Input is a real 16 s excerpt of Orphans (mono, 22.05 kHz) — a full
band mix with sung vocals. This run has true ground truth: the isolated
vocal and instrumental stems (from the original session) are loaded separately
and used only as references to score each separator. Both separators see
only the mixture.
A. REPET-SIM (repetition-based separation, unsupervised):
decompose.nn_filter(|STFT|, median, cosine, width=2 s) →
element-min with S → decompose.softmask (margins 2/10, power 2)
→ istft with the mixture phase. It models the repeating background and
treats the non-repeating residue as foreground.
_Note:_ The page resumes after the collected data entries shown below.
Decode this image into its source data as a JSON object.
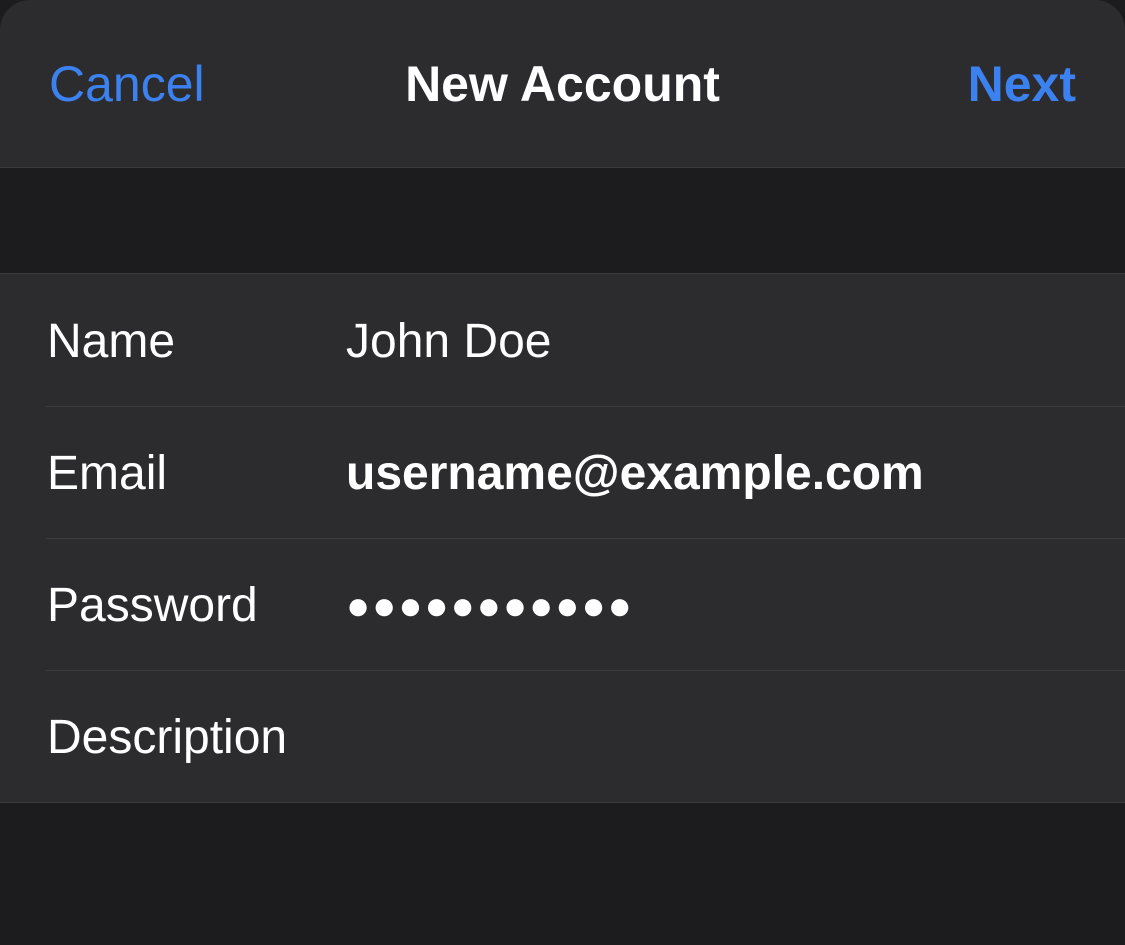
{
  "navbar": {
    "cancel_label": "Cancel",
    "title": "New Account",
    "next_label": "Next"
  },
  "form": {
    "rows": [
      {
        "label": "Name",
        "value": "John Doe"
      },
      {
        "label": "Email",
        "value": "username@example.com"
      },
      {
        "label": "Password",
        "value": "●●●●●●●●●●●"
      },
      {
        "label": "Description",
        "value": ""
      }
    ]
  },
  "colors": {
    "accent": "#3b82f0",
    "background": "#1c1c1e",
    "cell": "#2c2c2e",
    "separator": "#3a3a3c",
    "text": "#ffffff"
  }
}
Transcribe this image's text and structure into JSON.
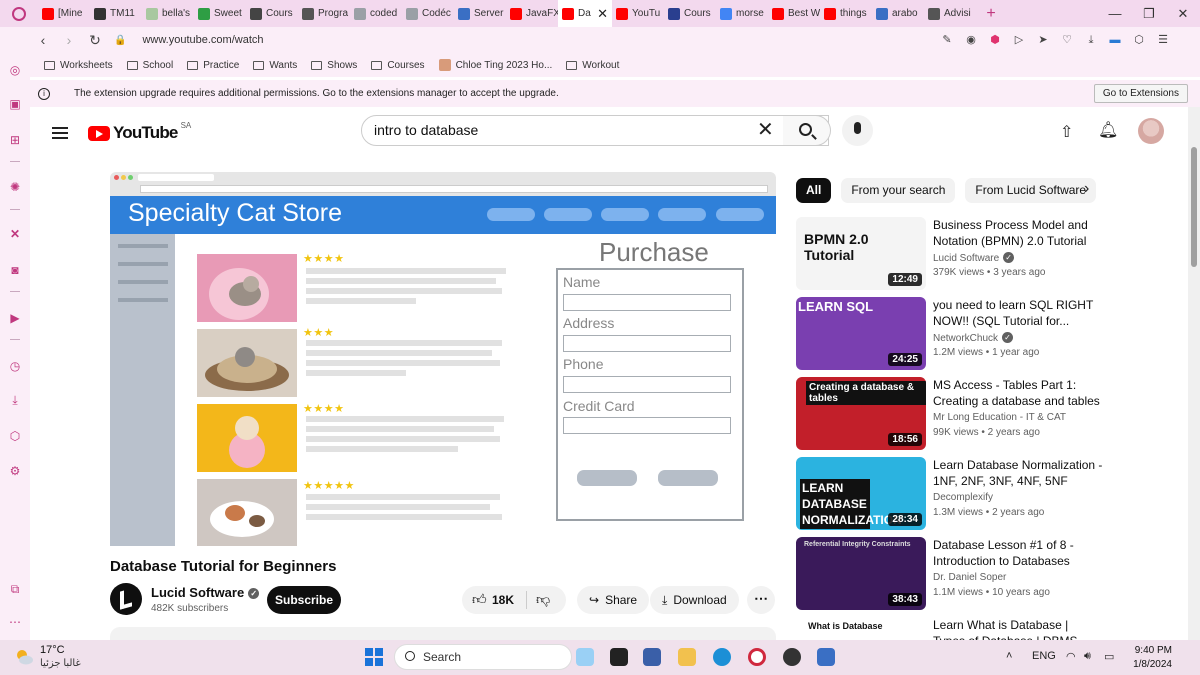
{
  "browser": {
    "tabs": [
      {
        "label": "[Mine",
        "color": "#ff0000"
      },
      {
        "label": "TM11",
        "color": "#333333"
      },
      {
        "label": "bella's",
        "color": "#a8c8a0"
      },
      {
        "label": "Sweet",
        "color": "#2e9e44"
      },
      {
        "label": "Cours",
        "color": "#444444"
      },
      {
        "label": "Progra",
        "color": "#555555"
      },
      {
        "label": "coded",
        "color": "#9aa0a6"
      },
      {
        "label": "Codéc",
        "color": "#9aa0a6"
      },
      {
        "label": "Server",
        "color": "#3a6fc4"
      },
      {
        "label": "JavaFX",
        "color": "#ff0000"
      },
      {
        "label": "Da",
        "color": "#ff0000",
        "active": true
      },
      {
        "label": "YouTu",
        "color": "#ff0000"
      },
      {
        "label": "Cours",
        "color": "#2a3f8f"
      },
      {
        "label": "morse",
        "color": "#4285f4"
      },
      {
        "label": "Best W",
        "color": "#ff0000"
      },
      {
        "label": "things",
        "color": "#ff0000"
      },
      {
        "label": "arabo",
        "color": "#3a6fc4"
      },
      {
        "label": "Advisi",
        "color": "#555555"
      }
    ],
    "url": "www.youtube.com/watch",
    "bookmarks": [
      "Worksheets",
      "School",
      "Practice",
      "Wants",
      "Shows",
      "Courses",
      "Chloe Ting 2023 Ho...",
      "Workout"
    ],
    "info_message": "The extension upgrade requires additional permissions. Go to the extensions manager to accept the upgrade.",
    "info_button": "Go to Extensions"
  },
  "youtube": {
    "logo_text": "YouTube",
    "country_code": "SA",
    "search_value": "intro to database",
    "video": {
      "title": "Database Tutorial for Beginners",
      "channel": "Lucid Software",
      "subscribers": "482K subscribers",
      "subscribe_label": "Subscribe",
      "likes": "18K",
      "share_label": "Share",
      "download_label": "Download"
    },
    "frame": {
      "store_title": "Specialty Cat Store",
      "purchase_title": "Purchase",
      "fields": [
        "Name",
        "Address",
        "Phone",
        "Credit Card"
      ],
      "ratings": [
        4,
        3,
        4,
        5
      ]
    },
    "chips": [
      "All",
      "From your search",
      "From Lucid Software"
    ],
    "recommendations": [
      {
        "title": "Business Process Model and Notation (BPMN) 2.0 Tutorial",
        "channel": "Lucid Software",
        "verified": true,
        "views": "379K views",
        "age": "3 years ago",
        "duration": "12:49",
        "thumb_text": "BPMN 2.0 Tutorial",
        "thumb_bg": "#f4f4f4"
      },
      {
        "title": "you need to learn SQL RIGHT NOW!! (SQL Tutorial for...",
        "channel": "NetworkChuck",
        "verified": true,
        "views": "1.2M views",
        "age": "1 year ago",
        "duration": "24:25",
        "thumb_text": "LEARN SQL",
        "thumb_bg": "#7a3fb0"
      },
      {
        "title": "MS Access - Tables Part 1: Creating a database and tables",
        "channel": "Mr Long Education - IT & CAT",
        "verified": false,
        "views": "99K views",
        "age": "2 years ago",
        "duration": "18:56",
        "thumb_text": "Creating a database & tables",
        "thumb_bg": "#c21f2a"
      },
      {
        "title": "Learn Database Normalization - 1NF, 2NF, 3NF, 4NF, 5NF",
        "channel": "Decomplexify",
        "verified": false,
        "views": "1.3M views",
        "age": "2 years ago",
        "duration": "28:34",
        "thumb_text": "LEARN DATABASE NORMALIZATION",
        "thumb_bg": "#2bb3e0"
      },
      {
        "title": "Database Lesson #1 of 8 - Introduction to Databases",
        "channel": "Dr. Daniel Soper",
        "verified": false,
        "views": "1.1M views",
        "age": "10 years ago",
        "duration": "38:43",
        "thumb_text": "Referential Integrity Constraints",
        "thumb_bg": "#3a1a5a"
      },
      {
        "title": "Learn What is Database | Types of Database | DBMS",
        "channel": "",
        "verified": false,
        "views": "",
        "age": "",
        "duration": "",
        "thumb_text": "What is Database",
        "thumb_bg": "#ffffff"
      }
    ]
  },
  "taskbar": {
    "temperature": "17°C",
    "weather_desc": "غالبا جزئيا",
    "search_label": "Search",
    "language": "ENG",
    "time": "9:40 PM",
    "date": "1/8/2024"
  }
}
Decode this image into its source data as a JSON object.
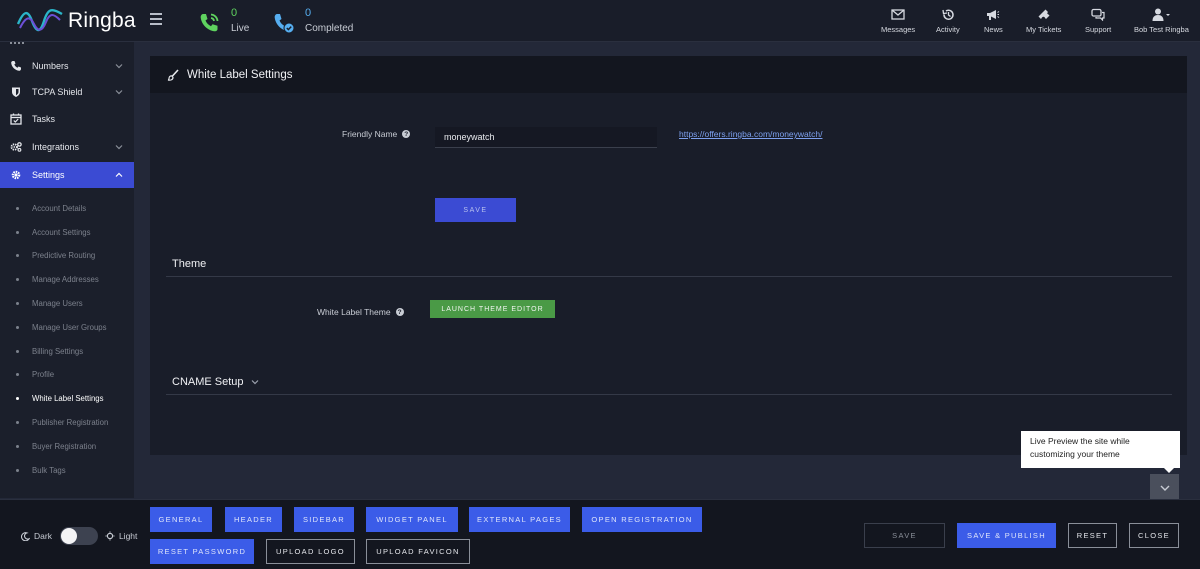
{
  "app": {
    "brand": "Ringba",
    "colors": {
      "accent": "#3b4bd3",
      "live": "#5fd35f",
      "completed": "#56aef0",
      "theme_button": "#4a9a46"
    }
  },
  "topbar": {
    "stats": [
      {
        "value": "0",
        "label": "Live",
        "icon": "phone-live-icon"
      },
      {
        "value": "0",
        "label": "Completed",
        "icon": "phone-completed-icon"
      }
    ],
    "nav": [
      {
        "label": "Messages",
        "icon": "envelope-icon"
      },
      {
        "label": "Activity",
        "icon": "history-icon"
      },
      {
        "label": "News",
        "icon": "megaphone-icon"
      },
      {
        "label": "My Tickets",
        "icon": "ticket-icon"
      },
      {
        "label": "Support",
        "icon": "chat-icon"
      },
      {
        "label": "Bob Test Ringba",
        "icon": "user-icon"
      }
    ]
  },
  "sidebar": {
    "items": [
      {
        "label": "Numbers",
        "icon": "phone-icon",
        "expandable": true
      },
      {
        "label": "TCPA Shield",
        "icon": "shield-icon",
        "expandable": true
      },
      {
        "label": "Tasks",
        "icon": "calendar-check-icon",
        "expandable": false
      },
      {
        "label": "Integrations",
        "icon": "cogs-icon",
        "expandable": true
      },
      {
        "label": "Settings",
        "icon": "gear-icon",
        "expandable": true,
        "active": true
      }
    ],
    "subitems": [
      "Account Details",
      "Account Settings",
      "Predictive Routing",
      "Manage Addresses",
      "Manage Users",
      "Manage User Groups",
      "Billing Settings",
      "Profile",
      "White Label Settings",
      "Publisher Registration",
      "Buyer Registration",
      "Bulk Tags"
    ],
    "current_subitem": "White Label Settings"
  },
  "main": {
    "title": "White Label Settings",
    "friendly_name_label": "Friendly Name",
    "friendly_name_value": "moneywatch",
    "url": "https://offers.ringba.com/moneywatch/",
    "save_label": "SAVE",
    "theme_section": "Theme",
    "white_label_theme_label": "White Label Theme",
    "launch_theme_editor": "LAUNCH THEME EDITOR",
    "cname_section": "CNAME Setup"
  },
  "tooltip": {
    "line1": "Live Preview the site while",
    "line2": "customizing your theme"
  },
  "bottombar": {
    "dark_label": "Dark",
    "light_label": "Light",
    "tabs": [
      "GENERAL",
      "HEADER",
      "SIDEBAR",
      "WIDGET PANEL",
      "EXTERNAL PAGES",
      "OPEN REGISTRATION",
      "RESET PASSWORD"
    ],
    "upload_logo": "UPLOAD LOGO",
    "upload_favicon": "UPLOAD FAVICON",
    "save": "SAVE",
    "save_publish": "SAVE & PUBLISH",
    "reset": "RESET",
    "close": "CLOSE"
  }
}
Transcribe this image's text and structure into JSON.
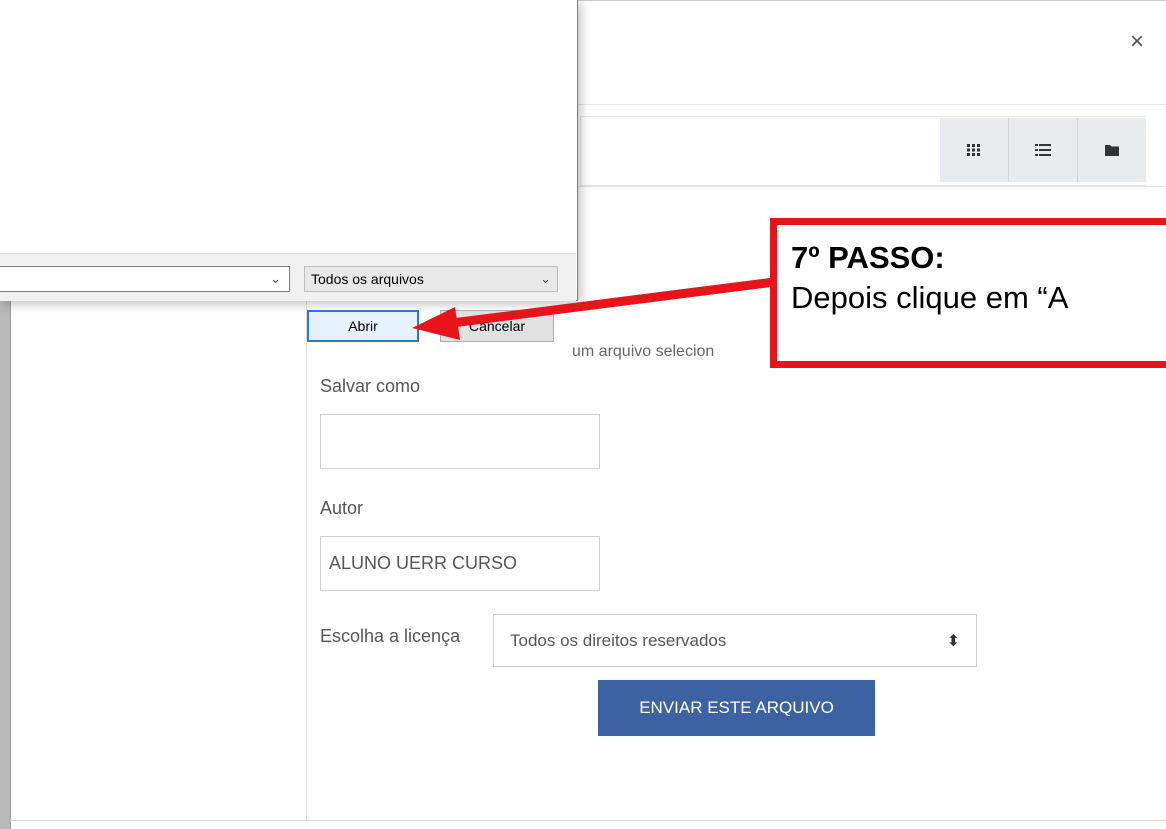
{
  "modal": {
    "close_symbol": "×",
    "view_buttons": [
      {
        "icon": "grid-icon"
      },
      {
        "icon": "list-icon"
      },
      {
        "icon": "folder-icon"
      }
    ],
    "file_status": "um arquivo selecion",
    "save_as_label": "Salvar como",
    "save_as_value": "",
    "author_label": "Autor",
    "author_value": "ALUNO UERR CURSO",
    "license_label": "Escolha a licença",
    "license_value": "Todos os direitos reservados",
    "submit_label": "ENVIAR ESTE ARQUIVO",
    "submit_color": "#3c62a2"
  },
  "file_dialog": {
    "filename_value": "",
    "filter_value": "Todos os arquivos",
    "open_label": "Abrir",
    "cancel_label": "Cancelar"
  },
  "annotation": {
    "title": "7º PASSO:",
    "text": "Depois clique em “A",
    "border_color": "#e8141c"
  }
}
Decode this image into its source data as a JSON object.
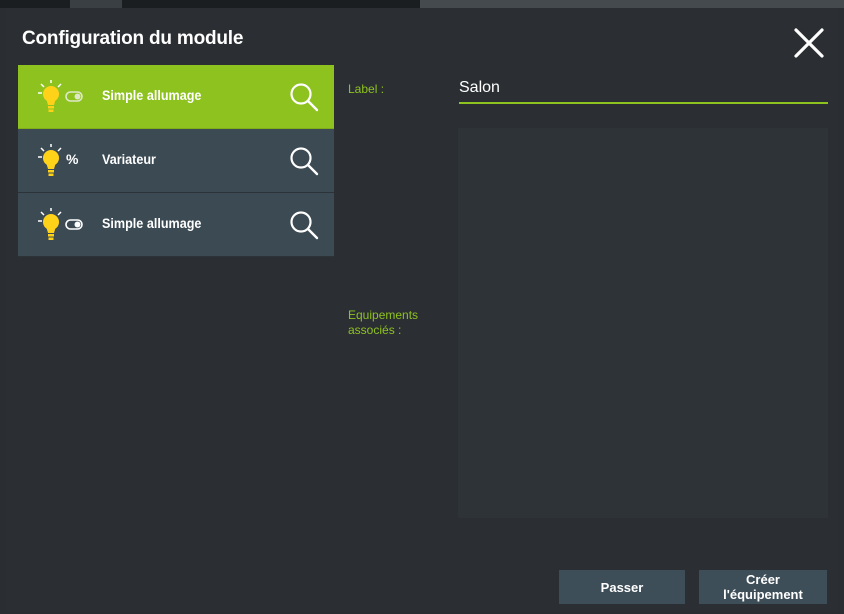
{
  "dialog": {
    "title": "Configuration du module"
  },
  "modules": [
    {
      "label": "Simple allumage",
      "type": "switch",
      "active": true
    },
    {
      "label": "Variateur",
      "type": "dimmer",
      "suffix": "%",
      "active": false
    },
    {
      "label": "Simple allumage",
      "type": "switch",
      "active": false
    }
  ],
  "form": {
    "label_caption": "Label :",
    "label_value": "Salon",
    "equipements_caption_line1": "Equipements",
    "equipements_caption_line2": "associés :"
  },
  "buttons": {
    "passer": "Passer",
    "creer_line1": "Créer",
    "creer_line2": "l'équipement"
  },
  "colors": {
    "accent": "#8ec21f",
    "row_bg": "#3b4a53",
    "background": "#2b2f33",
    "bulb": "#ffd21a"
  }
}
B. Fingerprint (pleco flagship, supervised — it is
given the true vocal's fingerprints):
processAudioToFingerprints → optimizeEqCurves →
reconstructVocal.
Honest framing: both are pure DSP — no trained model, no weights, no GPU. On real dense material the unsupervised REPET-SIM baseline recovers the vocal weakly (it needs enough background repetition, and dense percussion leaks through); the supervised fingerprint method — handed the true vocal as a target — wins clearly, as it should. All correlations are measured against the real stems and reported below, nothing hidden. (Metric: time-domain Pearson correlation; the mix ≈ vocal + instrumental so this is meaningful.)